L’Adoption - T. 2 : « La Garúa » - Par Zidrou et Monin – Grand Angle

26 juillet 2017 0 commentaire
  • Le départ brutal de Qinaya fait exploser la famille de Gabriel. Son fils Alain est en prison, sa belle-fille retourne vivre en Angleterre, son épouse perd la tête. Il s'accroche au souvenir de cette petite et part la retrouver au Pérou. Mais ses désillusions sont à la hauteur de ses espoirs.

Après un premier tome réussi et unanimement salué, tout était à craindre dans cette suite : un excès de pathos, une fin trop facile. Et Zidrou peut avoir de la pression : c’est un scénariste très en vue en ce moment et, forcément, très attendu. Or, c’est connu, plus on monte haut, plus la chute fait mal...

Mais fidèle à ses précédents albums, il s’en sort la tête haute en prenant son histoire à bras le corps et en rebattant toutes les cartes. Et c’est exactement ce qu’il fallait faire.

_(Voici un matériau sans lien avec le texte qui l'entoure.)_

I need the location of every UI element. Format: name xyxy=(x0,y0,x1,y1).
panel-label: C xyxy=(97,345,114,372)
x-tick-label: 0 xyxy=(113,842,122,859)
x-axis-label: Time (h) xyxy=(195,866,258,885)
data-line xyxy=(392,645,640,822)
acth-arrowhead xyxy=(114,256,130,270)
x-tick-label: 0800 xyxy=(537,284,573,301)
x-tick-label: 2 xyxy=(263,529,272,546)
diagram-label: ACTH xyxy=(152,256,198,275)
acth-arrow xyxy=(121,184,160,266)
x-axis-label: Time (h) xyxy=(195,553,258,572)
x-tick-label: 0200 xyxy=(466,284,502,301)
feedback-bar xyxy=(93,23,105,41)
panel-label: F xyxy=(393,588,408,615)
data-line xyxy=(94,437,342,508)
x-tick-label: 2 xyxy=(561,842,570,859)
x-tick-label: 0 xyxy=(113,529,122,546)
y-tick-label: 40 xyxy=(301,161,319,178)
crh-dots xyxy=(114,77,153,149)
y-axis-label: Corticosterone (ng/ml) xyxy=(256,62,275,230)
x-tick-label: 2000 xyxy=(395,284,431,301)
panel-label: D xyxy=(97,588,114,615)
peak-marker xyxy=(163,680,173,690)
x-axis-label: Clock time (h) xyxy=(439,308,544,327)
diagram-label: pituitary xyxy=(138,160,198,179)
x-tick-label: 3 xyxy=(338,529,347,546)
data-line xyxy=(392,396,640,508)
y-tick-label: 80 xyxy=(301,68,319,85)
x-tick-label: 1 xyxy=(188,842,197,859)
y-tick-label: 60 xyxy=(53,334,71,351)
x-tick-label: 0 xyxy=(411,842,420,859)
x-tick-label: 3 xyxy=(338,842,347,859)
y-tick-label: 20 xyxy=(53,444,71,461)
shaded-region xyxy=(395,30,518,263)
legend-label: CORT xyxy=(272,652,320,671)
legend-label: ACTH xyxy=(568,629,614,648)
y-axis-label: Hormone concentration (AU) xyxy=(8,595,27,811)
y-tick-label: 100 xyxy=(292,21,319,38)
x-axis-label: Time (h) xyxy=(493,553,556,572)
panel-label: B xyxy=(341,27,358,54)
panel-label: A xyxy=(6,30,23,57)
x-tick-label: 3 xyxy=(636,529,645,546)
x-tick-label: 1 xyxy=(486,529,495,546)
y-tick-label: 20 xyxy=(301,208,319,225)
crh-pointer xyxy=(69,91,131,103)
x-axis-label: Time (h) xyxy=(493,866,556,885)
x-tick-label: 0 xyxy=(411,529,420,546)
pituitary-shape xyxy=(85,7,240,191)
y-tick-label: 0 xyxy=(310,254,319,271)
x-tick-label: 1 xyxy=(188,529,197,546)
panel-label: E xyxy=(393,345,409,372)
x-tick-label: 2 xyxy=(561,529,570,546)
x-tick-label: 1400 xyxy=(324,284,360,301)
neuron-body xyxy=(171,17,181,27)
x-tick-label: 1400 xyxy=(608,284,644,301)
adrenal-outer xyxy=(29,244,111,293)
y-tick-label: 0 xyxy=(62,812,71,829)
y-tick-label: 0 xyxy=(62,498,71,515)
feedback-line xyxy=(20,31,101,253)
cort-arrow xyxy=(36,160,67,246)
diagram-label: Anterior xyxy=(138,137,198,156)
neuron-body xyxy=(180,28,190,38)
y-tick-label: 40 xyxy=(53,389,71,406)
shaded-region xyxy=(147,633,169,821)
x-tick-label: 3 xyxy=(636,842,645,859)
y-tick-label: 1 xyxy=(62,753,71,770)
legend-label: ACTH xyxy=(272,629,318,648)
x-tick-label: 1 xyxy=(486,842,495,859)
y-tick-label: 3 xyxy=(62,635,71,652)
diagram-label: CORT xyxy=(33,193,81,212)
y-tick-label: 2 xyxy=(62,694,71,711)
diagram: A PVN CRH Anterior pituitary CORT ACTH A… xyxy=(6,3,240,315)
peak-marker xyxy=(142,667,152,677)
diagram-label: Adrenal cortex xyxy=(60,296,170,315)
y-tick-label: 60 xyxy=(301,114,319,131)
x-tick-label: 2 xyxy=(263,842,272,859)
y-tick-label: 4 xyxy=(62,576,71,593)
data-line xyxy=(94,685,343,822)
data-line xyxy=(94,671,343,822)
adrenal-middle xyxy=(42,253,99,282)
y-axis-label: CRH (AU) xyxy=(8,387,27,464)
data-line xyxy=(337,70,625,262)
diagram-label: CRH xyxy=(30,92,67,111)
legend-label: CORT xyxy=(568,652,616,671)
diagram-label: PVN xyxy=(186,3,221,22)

L'Adoption - T. 2 : « La Garúa » - Par Zidrou et Monin – Grand Angle
(c) Arno Monin

Nous retrouvons donc Gabriel, grand-père totalement assumé cette fois-ci. Il engage un détective pour retrouver Qinaya et il s’envole pour Lima. Il y fait la connaissance de la garúa, un crachin résultant de la rencontre entre les nuages du Pacifique et la Cordillère des Andes qui arrose régulièrement la capitale péruvienne. Pas de quoi lui mettre du baume au cœur.

Comme à la fin du premier tome, Zidrou ne laisse pas son lecteur dans un confort facile et avec une fin toute tracée. La petite Qinaya a retrouvé sa famille biologique, Gabriel n’est pas à sa place. Au-delà de la désillusion, il reste les rencontres humaines. C’est ainsi qu’apparaît Marco, un Belge qui veut faire rapatrier le corps de sa fille morte dans le tremblement de terre qui a secoué le Pérou (faites la connexion : c’est le tremblement de terre qui a semé la panique et qui a permis au fils de Gabriel, Alain, d’emmener Qinaya dans le premier tome…).

(c) Arno Monin

Il n’est jamais trop tard pour effectuer un voyage sur soi-même et pour se remettre en question. Pour qu’ils puissent se reconstruire, les deux hommes vont devoir dépasser leurs blessures profondes et leur égoïsme pour voir, enfin, ce qui est vraiment important, ce qui vaut la peine d’être chéri : une famille, une mémoire.
Bien sûr, le récit n’échappe pas à certains raccourcis mais la BD est l’art de la concision.

Le dessin d’Arno Monin est lumineux et dans ses paysages il fait toujours beau, même dans la garúa de Lima. Un album juste et sensible, comme souvent avec Zidrou.